Bitter Sweet Heart (Lies, Hearts & Truths #2)(105)



“I don’t think anything I say right now is going to make you happy, and you need to focus your energy on Lavender and getting her on a plane to New York. Your issues with my life choices are still going to be here after you’ve dropped her off.”

“Don’t think I won’t corner you when I get the chance.”

“I know you will.” I kiss her on top of the head. “I love you, and I know you love me back, and that’s why you’re being overbearing. I’m an adult. I can make adult decisions. You’re emotional because your baby girl is about to spread her wings and fly. This conversation can wait until another day when your feelings aren’t on fire.”

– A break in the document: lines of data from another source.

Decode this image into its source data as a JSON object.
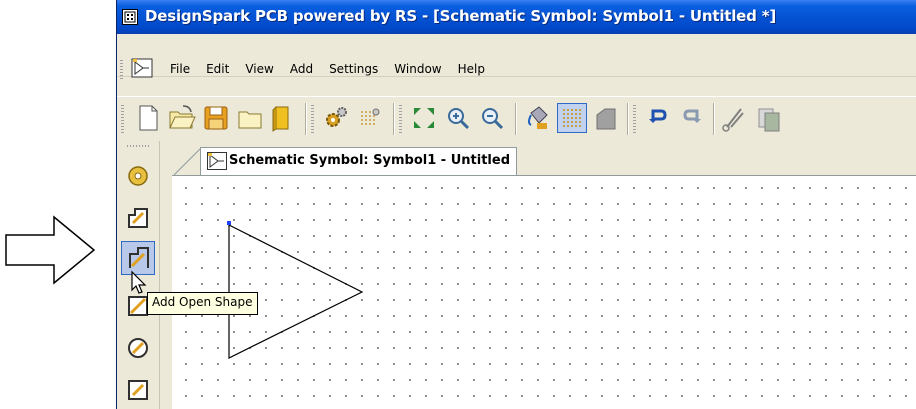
{
  "window": {
    "title": "DesignSpark PCB powered by RS - [Schematic Symbol: Symbol1 - Untitled *]"
  },
  "menu": {
    "items": [
      "File",
      "Edit",
      "View",
      "Add",
      "Settings",
      "Window",
      "Help"
    ]
  },
  "toolbar": {
    "buttons": [
      "new-document-icon",
      "open-folder-icon",
      "save-icon",
      "close-document-icon",
      "library-icon",
      "settings-gears-icon",
      "grid-settings-icon",
      "zoom-fit-icon",
      "zoom-in-icon",
      "zoom-out-icon",
      "fill-bucket-icon",
      "grid-toggle-icon",
      "layer-icon",
      "undo-icon",
      "redo-icon",
      "cut-icon",
      "copy-icon"
    ],
    "active": "grid-toggle-icon"
  },
  "left_toolbar": {
    "buttons": [
      "add-pin-icon",
      "add-closed-shape-icon",
      "add-open-shape-icon",
      "add-line-icon",
      "add-circle-icon",
      "add-rectangle-icon"
    ],
    "active": "add-open-shape-icon"
  },
  "tab": {
    "label": "Schematic Symbol: Symbol1 - Untitled"
  },
  "tooltip": {
    "text": "Add Open Shape"
  },
  "colors": {
    "titlebar": "#0553d5",
    "chrome": "#ece9d8",
    "active_button": "#c1d2ee",
    "tooltip_bg": "#ffffe1",
    "canvas_bg": "#ffffff"
  }
}
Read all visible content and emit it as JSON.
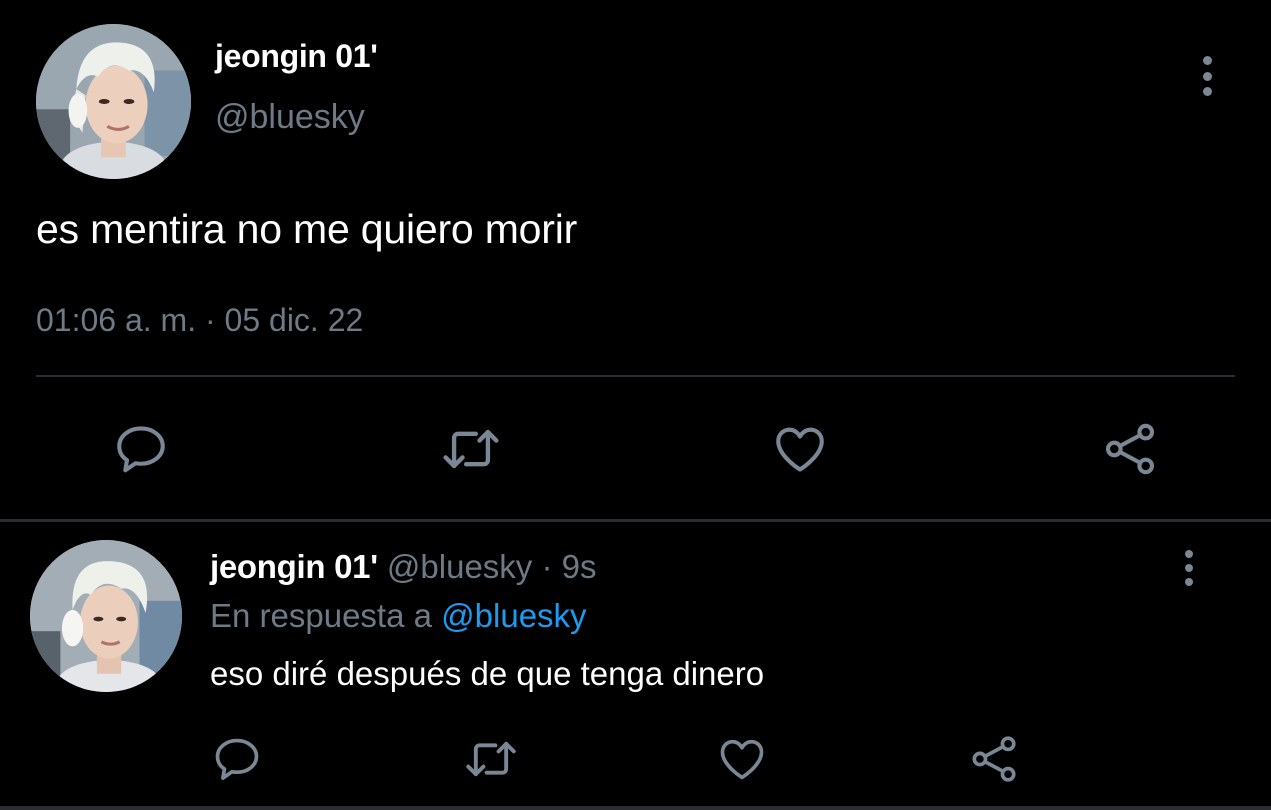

She huffs, likely aware that I’m right. “I love you too. All of my gray hairs came from you.” I know she’s joking, and she doesn’t mean it the way I’ve taken it, but the sting is still there.

“I know.” I smile, but it feels stiff. “I’m sorry for that. I’m trying my best to atone for my mistakes, but I don’t always get it right.”

“Vi, honey, we need to get going so the kids have lots of time to get checked in,” Dad calls.

She frowns. “What did you just say?”

“I’m sorry about the gray hairs. Come on, everyone’s waiting on you.” I guide her over to the Bowman’s massive SUV and help her into the passenger side. My dad and Rook are up front, the moms are in the middle and Kody and Lavender are in the back. I step back as Kody’s dad pulls out of the spot. Lavender waves, grinning like she’s won the lottery, and Kody looks somewhere between excited and like he wants to vomit. I keep waving as they pull away, but I don’t love the concerned expression my mom continues to wear.

I thought Clover and I had gotten over our biggest hurdles, but maybe I’m wrong.

Twenty minutes later, I make a left down my street and notice the blue Kia parked halfway down the block. My brother’s car isn’t in the driveway, but Lavender’s is, and that’s where it will stay until she comes back at the end of summer.

River has a job at a sporting goods store, and he’s planning to stay in the city since Josiah has a job here too. It seems like our house is destined to be empty a good part of the summer, seeing as I plan to spend my nights in Clover’s bed, at least until her lease is up at the end of July.

I drive past my house and slow as I approach the blue Kia on the other side of the road. I grab my phone, roll down my window, and hit the brakes, snapping a picture and making sure I have the license plate and the house number in the background before I keep going.

For the very first time since this thing with Clover started, I don’t circle the block and leave my truck at my place. Instead, I pull into her driveway. And I don’t walk around back to the sliding glass door. I walk up the front steps and knock.

It swings open a moment later. She’s no longer wearing the dress and cardigan ensemble she had on earlier. Instead, she’s in a pair of black skinny jeans and one of my old school T-shirts, from freshman year, before I packed on another forty pounds of muscle. I was going to donate it to the Salvation Army when I cleaned out my closet a month ago, but Clover saw the bag in the back seat of the truck and snagged it for herself.

“Hello, graduate.” She’s holding two champagne flutes in her hands and a bottle of bubbly.

“Hello, girlfriend.” I step inside, take her face between my hands, and dip to brush my lips over hers. “I’m not planning to need a glass, but it’s cute that you thought we might be civilized enough to use them tonight.”





Once school has officially concluded for both of us, there’s a tangible shift in my relationship with Clover. While we still don’t frequent restaurants inside the college catchment area, we’ve stopped driving way outside the city. Sometimes I’ll leave my truck at my place, but if I have an early shift at the gym, I park in her driveway.

And every time I see that blue Kia, I take a picture. Even as June grows hotter, the windows remain rolled up so I can’t see inside, but at this point, I’m positive it’s Gabriel. He stays away from Clover, as per the order of protection that was filed shortly after her contract with the university ended, but I worry that he’s on the edge of too close.

She and I have fallen into a routine of domestic comfort. Her lease is up at the end of July and Clover plans to move to her cabin in Pearl Bay. She’s secured a position at the local library on the outskirts of Lake Geneva.

Our relationship feels more solid and stable than ever, but with the new draft class and contract talks hanging over my head, the nightmares have been ramping up, right along with my anxiety levels.

My dad has taken to calling every other day to check in. I should want to practice. I should want to know what my agent is saying, whether they think I’m NHL ready, or if I’ll be sent to an AHL affiliate. But the more I talk about it, the more stressed I get.

“Are you okay, son? Why don’t you come visit for a couple of days and we can follow the draft together, get ready for the contract deadlines, hear what your agent has to say? I’ll book us some ice time. We can shoot the puck around.”

“I can’t. I’m working all week.” I am working, but I have Friday and Saturday off because everyone knows this weekend is all about hockey.

“But you have the weekend off, right? I thought we planned this out.”